Innovative algorithm helps Ukrainian refugees find new homes

Following the success of ANNIE MOORE in 2018 – the first software developed to optimise resettlement outcomes for refugees – Alex Teytelboym has collaborated with HIAS and Andrew Trapp from Worcester Polytechnic Institute again to create another pioneering matching algorithm. The new platform, known as RUTH (which stands for Refugees Uniting Through HIAS) improves upon the previous version by allowing refugees and hosts to be matched through consideration of their preferences, thereby making the relocation process faster and more transparent, according to the developers:

“This is the first time ever that preferences of refugees and priorities of hosts have been systematically used in the resettlement process,” said Dr Trapp, Associate Professor of Operations and Industrial Engineering at Worcester Polytechnic Institute, “This is the first time ever that preferences of refugees and priorities of hosts have been systematically used in the resettlement process.”

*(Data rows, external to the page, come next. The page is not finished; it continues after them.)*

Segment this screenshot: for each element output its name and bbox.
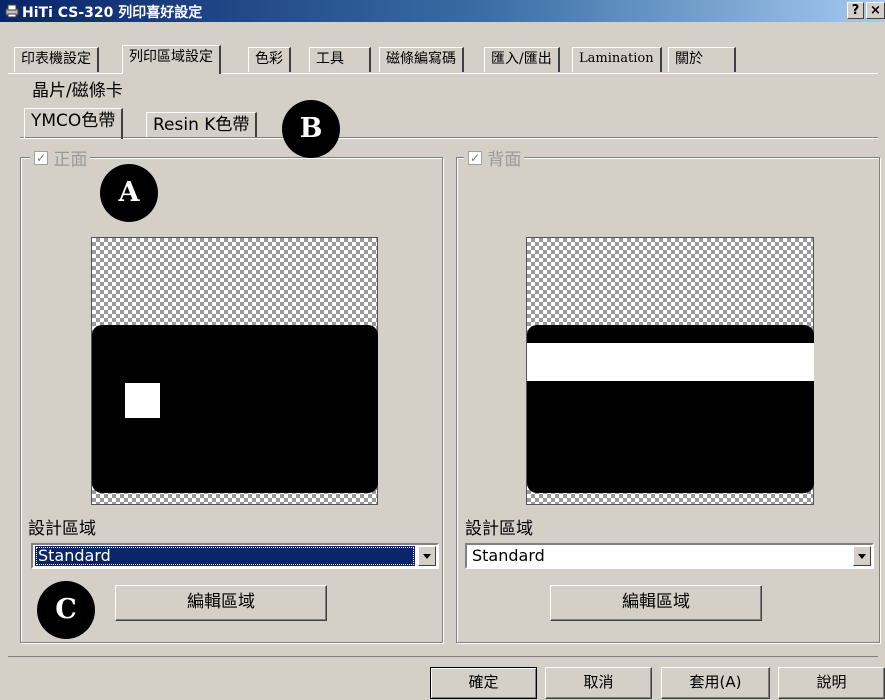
back-dropdown-value: Standard: [472, 546, 545, 565]
tab-lamination[interactable]: Lamination: [572, 47, 662, 72]
subtab-ymco[interactable]: YMCO色帶: [24, 108, 124, 139]
tab-tools[interactable]: 工具: [309, 47, 371, 72]
chevron-down-icon[interactable]: [418, 546, 436, 566]
back-card-print-area: [527, 325, 814, 493]
front-card-print-area: [92, 325, 378, 493]
chevron-down-icon[interactable]: [853, 546, 871, 566]
apply-button[interactable]: 套用(A): [661, 667, 770, 699]
back-checkbox[interactable]: ✓: [468, 151, 482, 165]
front-checkbox[interactable]: ✓: [34, 151, 48, 165]
chip-area: [125, 383, 160, 418]
tab-color[interactable]: 色彩: [248, 47, 291, 72]
tab-magstripe[interactable]: 磁條編寫碼: [379, 47, 464, 72]
back-edit-area-button[interactable]: 編輯區域: [550, 585, 762, 621]
back-design-area-dropdown[interactable]: Standard: [465, 543, 874, 569]
back-design-area-label: 設計區域: [465, 519, 533, 539]
tab-printer-settings[interactable]: 印表機設定: [14, 47, 99, 72]
marker-c: C: [37, 581, 95, 639]
cancel-button[interactable]: 取消: [545, 667, 652, 699]
back-legend-label: 背面: [487, 150, 522, 170]
help-title-button[interactable]: ?: [847, 2, 864, 19]
window-title: HiTi CS-320 列印喜好設定: [22, 5, 203, 21]
marker-b: B: [282, 100, 340, 158]
tab-import-export[interactable]: 匯入/匯出: [484, 47, 560, 72]
ok-button[interactable]: 確定: [430, 667, 537, 699]
close-button[interactable]: ×: [866, 2, 885, 19]
front-legend-label: 正面: [53, 150, 88, 170]
front-legend: ✓ 正面: [30, 145, 91, 170]
front-design-area-dropdown[interactable]: Standard: [31, 543, 439, 569]
section-title: 晶片/磁條卡: [32, 81, 123, 101]
printer-icon: [5, 4, 19, 18]
magstripe-area: [527, 343, 814, 381]
tab-about[interactable]: 關於: [668, 47, 736, 72]
subtab-resin-k[interactable]: Resin K色帶: [146, 112, 258, 138]
marker-a: A: [100, 164, 158, 222]
title-bar[interactable]: HiTi CS-320 列印喜好設定 ? ×: [0, 0, 885, 22]
front-design-area-label: 設計區域: [28, 519, 96, 539]
back-card-preview: [526, 237, 814, 505]
tab-print-area[interactable]: 列印區域設定: [122, 45, 221, 74]
front-dropdown-value: Standard: [35, 546, 415, 566]
front-edit-area-button[interactable]: 編輯區域: [115, 585, 327, 621]
help-button[interactable]: 說明: [778, 667, 885, 699]
front-card-preview: [91, 237, 378, 505]
back-legend: ✓ 背面: [464, 145, 525, 170]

Oxford Department of Economics Associate Professor Alex Teytelboym, added:

“We think people are more likely to thrive in places where they prefer to live. Citizens are given a choice about almost anything of such consequence — so why shouldn’t refugees?”

The platform has already achieved evident success in the form of the resettling of Odessa residents Max and Yuna* who fled Ukraine on the day the Russian invasion began in February 2022.

The couple, both in their early 20s, spent several months in Poland before they started applying for relocation to the United States with the help of HIAS in September. Max and Yuna were among the first to use RUTH; the new matching algorithm allowed them to list their preferences about where to be resettled, and any special requirements they might have.

Having arrived in the U.S. in November, they have now settled in the village of Huntington, New York, where they live in an apartment with their dog, Zhuzha. They knew from the beginning that they wanted to get to the New York City area, where Yuna has a friend with whom she has something important in common; “She sings for the Metropolitan Opera, and I’m an opera singer, too. So it’s a little connection that I had, the only one in America.”

The couple said their positive introduction to life in the U.S. has helped them cope with their sadness about leaving Ukraine, the difficulties communicating with relatives back home amid constant power outages, and the fear that they will never again see Max’s elderly relatives who are trapped in his Russian-occupied hometown in south-eastern Ukraine.

“We’re very grateful for HIAS that they invited us here in the first place,” Yuna said. “We will be grateful as long as we will be alive because it’s a very big decision for us to move so far from our home.”

HIAS is an organisation that works to provide vital services to refugees and asylum seekers around the world and advocates for their fundamental rights so they can rebuild their lives.